How many occupations and specializations can you think of? Can you think of more than the Australian Bureau of Statistics (ABS) and Stats (New Zealand) have identified recently? How many different jobs would you like to do (not at the same time!)?

Presumably, you were readily able to bring to mind some of the occupations that appear at the beginning of the alphabet such as abalone sheller or abseiling instructor. Perhaps you like to do things at the end of the alphabet such as yarn comber, yogurt maker or zoologist.

You could be an abalone diver … or a zoologist.

My bet is that most of us, including me, would have struggled to name all of those jobs, let alone the more than 3000 others that feature between abalone diver and zoology technical officer. Those bookend occupations might give the impression that the only gigs available around these parts are to do with animals. Not so! Although almost in the middle lurks lamb marker, but that job is sandwiched between lagger and lamination machine operator. LAN administrator, landscape Gardener, Lapidary and Latex Foam Maker are also not far away.

Anyone who had all of those on their list is almost certainly lying or works as a labor market analyst. And this is a problem.


A 2018 study reported by the Organization for Economic Cooperation and Development (OECD) Program for International Student Assessment (OECD PISA) found that 50 per cent of 15-year-olds aspire to only 10 occupations. There are no prizes for guessing the top five of the most popular choices. They were, in order, doctors, teachers, business managers, engineers and lawyers.

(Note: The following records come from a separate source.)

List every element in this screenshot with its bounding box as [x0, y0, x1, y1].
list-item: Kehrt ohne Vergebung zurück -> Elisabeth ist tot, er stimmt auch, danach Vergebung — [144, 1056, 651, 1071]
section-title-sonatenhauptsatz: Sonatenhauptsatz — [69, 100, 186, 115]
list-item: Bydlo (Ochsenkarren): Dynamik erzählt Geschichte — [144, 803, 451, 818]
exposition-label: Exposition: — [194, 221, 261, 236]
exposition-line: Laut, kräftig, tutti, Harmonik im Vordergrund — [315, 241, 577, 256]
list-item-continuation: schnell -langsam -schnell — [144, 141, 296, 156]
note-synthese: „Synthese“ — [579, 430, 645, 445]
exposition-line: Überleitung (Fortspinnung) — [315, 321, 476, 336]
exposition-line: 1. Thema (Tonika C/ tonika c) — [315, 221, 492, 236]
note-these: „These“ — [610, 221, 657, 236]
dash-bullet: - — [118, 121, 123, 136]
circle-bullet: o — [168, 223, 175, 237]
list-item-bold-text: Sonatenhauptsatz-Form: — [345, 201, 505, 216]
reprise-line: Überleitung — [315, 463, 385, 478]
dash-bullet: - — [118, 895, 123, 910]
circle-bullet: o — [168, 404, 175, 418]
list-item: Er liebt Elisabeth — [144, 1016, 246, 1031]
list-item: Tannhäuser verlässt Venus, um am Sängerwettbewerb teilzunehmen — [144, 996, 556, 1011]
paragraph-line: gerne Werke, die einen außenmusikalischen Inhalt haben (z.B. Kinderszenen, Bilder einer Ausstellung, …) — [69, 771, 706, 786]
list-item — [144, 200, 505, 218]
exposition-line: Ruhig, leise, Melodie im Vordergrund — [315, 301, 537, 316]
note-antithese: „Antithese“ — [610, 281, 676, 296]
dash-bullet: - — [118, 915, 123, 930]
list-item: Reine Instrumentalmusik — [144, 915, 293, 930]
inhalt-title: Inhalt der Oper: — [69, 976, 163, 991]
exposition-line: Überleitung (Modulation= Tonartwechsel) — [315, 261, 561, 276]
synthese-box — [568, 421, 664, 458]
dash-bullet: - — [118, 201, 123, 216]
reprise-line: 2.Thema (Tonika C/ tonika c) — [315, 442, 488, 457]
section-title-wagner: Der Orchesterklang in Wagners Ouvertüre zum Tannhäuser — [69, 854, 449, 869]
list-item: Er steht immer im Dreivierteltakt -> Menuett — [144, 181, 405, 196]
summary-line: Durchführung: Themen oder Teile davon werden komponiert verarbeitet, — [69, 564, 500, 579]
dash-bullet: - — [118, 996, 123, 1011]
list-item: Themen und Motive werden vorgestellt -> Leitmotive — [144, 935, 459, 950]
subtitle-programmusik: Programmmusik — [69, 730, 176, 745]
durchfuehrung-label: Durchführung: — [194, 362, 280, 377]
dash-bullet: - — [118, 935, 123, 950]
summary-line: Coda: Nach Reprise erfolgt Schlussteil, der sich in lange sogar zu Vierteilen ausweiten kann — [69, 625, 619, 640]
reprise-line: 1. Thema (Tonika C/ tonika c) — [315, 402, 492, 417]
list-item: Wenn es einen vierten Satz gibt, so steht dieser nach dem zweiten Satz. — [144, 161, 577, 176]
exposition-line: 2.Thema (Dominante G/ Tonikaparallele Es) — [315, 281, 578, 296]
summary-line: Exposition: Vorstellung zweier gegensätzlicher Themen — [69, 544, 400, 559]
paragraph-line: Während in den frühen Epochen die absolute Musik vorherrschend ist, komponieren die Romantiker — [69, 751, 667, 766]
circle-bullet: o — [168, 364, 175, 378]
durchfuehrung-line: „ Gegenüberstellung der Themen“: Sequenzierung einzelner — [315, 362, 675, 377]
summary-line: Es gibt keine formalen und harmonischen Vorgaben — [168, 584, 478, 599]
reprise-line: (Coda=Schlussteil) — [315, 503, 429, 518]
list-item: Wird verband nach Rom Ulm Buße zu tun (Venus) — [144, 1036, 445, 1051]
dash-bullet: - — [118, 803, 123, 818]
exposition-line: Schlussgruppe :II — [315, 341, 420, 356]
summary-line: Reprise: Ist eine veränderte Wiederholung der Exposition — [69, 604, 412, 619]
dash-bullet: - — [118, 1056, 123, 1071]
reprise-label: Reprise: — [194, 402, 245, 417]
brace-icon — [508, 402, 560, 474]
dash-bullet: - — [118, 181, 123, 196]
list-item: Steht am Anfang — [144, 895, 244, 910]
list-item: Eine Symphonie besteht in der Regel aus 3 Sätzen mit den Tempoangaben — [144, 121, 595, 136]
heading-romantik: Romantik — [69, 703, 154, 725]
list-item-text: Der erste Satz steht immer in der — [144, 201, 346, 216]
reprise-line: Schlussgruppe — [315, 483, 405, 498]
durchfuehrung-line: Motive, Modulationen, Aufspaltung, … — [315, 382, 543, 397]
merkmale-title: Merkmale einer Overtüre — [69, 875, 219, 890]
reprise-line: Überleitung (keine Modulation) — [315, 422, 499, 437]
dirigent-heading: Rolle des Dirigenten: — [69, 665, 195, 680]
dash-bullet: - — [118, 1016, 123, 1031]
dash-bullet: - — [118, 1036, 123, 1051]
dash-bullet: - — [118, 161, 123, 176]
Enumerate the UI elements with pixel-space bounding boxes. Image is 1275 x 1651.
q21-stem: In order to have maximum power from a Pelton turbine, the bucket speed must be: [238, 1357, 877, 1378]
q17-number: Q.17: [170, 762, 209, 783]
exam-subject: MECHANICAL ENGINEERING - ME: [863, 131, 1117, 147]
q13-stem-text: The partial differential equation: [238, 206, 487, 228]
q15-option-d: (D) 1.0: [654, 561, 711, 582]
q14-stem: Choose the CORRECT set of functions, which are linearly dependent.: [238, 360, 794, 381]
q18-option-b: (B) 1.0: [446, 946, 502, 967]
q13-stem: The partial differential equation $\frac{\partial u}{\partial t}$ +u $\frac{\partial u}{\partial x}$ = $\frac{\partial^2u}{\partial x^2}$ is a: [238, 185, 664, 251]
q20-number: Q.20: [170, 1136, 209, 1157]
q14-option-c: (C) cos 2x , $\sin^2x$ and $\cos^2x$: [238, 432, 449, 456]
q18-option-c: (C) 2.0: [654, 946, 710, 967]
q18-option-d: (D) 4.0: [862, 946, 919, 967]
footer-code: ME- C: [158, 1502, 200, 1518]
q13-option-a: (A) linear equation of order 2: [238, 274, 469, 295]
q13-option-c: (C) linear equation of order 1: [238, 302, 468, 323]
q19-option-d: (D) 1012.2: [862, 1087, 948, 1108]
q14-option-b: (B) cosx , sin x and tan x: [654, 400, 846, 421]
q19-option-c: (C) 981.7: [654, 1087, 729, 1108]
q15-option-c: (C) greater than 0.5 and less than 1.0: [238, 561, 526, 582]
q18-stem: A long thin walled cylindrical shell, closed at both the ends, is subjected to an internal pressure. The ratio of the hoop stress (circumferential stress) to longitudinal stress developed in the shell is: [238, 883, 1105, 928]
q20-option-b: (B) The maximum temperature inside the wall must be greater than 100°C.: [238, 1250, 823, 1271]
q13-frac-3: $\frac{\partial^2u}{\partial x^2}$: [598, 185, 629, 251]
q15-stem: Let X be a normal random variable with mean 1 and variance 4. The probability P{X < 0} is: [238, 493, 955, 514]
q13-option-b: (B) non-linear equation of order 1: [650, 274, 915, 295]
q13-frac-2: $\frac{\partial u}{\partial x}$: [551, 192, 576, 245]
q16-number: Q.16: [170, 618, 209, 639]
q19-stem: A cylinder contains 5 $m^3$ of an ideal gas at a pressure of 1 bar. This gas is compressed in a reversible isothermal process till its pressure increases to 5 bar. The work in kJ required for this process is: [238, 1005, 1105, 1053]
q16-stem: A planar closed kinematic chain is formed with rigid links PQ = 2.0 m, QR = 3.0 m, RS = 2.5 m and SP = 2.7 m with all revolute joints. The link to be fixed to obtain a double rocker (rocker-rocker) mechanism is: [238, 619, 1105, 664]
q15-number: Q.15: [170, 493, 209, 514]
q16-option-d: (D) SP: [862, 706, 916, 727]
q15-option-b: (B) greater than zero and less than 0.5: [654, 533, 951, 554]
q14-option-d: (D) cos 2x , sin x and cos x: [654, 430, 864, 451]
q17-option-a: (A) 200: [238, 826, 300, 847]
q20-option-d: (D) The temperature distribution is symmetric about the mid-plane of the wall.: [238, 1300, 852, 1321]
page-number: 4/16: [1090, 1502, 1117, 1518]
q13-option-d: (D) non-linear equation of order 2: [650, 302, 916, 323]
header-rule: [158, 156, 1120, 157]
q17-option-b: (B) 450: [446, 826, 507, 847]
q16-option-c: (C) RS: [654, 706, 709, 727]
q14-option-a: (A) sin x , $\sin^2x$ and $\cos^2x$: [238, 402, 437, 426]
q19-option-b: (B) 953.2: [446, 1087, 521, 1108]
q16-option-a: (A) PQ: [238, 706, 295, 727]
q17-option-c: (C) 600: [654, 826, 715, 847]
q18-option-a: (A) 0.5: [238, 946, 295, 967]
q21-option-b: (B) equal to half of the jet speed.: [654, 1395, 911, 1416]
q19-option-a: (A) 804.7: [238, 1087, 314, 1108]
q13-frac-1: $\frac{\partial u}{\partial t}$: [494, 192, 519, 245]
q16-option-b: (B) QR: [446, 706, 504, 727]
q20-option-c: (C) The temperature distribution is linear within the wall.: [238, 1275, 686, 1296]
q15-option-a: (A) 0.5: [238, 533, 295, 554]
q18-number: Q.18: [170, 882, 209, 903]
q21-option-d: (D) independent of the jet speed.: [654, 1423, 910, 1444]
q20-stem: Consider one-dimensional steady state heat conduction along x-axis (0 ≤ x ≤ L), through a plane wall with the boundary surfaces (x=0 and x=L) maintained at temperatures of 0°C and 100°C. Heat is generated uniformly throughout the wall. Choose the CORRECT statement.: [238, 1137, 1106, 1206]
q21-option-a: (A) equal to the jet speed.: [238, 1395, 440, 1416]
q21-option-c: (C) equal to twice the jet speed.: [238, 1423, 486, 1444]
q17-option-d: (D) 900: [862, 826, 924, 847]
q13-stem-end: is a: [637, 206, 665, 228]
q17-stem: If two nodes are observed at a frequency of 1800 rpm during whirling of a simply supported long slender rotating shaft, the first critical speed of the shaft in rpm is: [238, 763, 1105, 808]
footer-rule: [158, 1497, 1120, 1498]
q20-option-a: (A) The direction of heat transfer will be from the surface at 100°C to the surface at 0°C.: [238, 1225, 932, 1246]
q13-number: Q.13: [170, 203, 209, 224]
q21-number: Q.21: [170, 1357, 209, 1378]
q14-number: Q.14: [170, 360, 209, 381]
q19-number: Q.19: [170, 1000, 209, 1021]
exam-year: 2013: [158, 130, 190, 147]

Australian research reinforces this concentration of aspiration among the young.

A Monash University discussion paper titled Young women choosing careers: who decides? reported that 65 per cent of females in years 10, 11 and 12 aspire to jobs listed in the OECD top 10 most popular. In our own research conducted by Become Education with students participating in our career exploration programs in primary and high schools, we found career concentration figures for particular schools to be even higher. About 50 per cent of students aspire to five occupations.

Now clearly, there are only so many latex foam makers that society requires, and not everything in the world needs laminating, but equally not everything needs litigating with lawyers. We may benefit from recruiting more doctors, but think of the hospital overcrowding if 50 per cent of the 4.8 million under 18s in Australia all became doctors.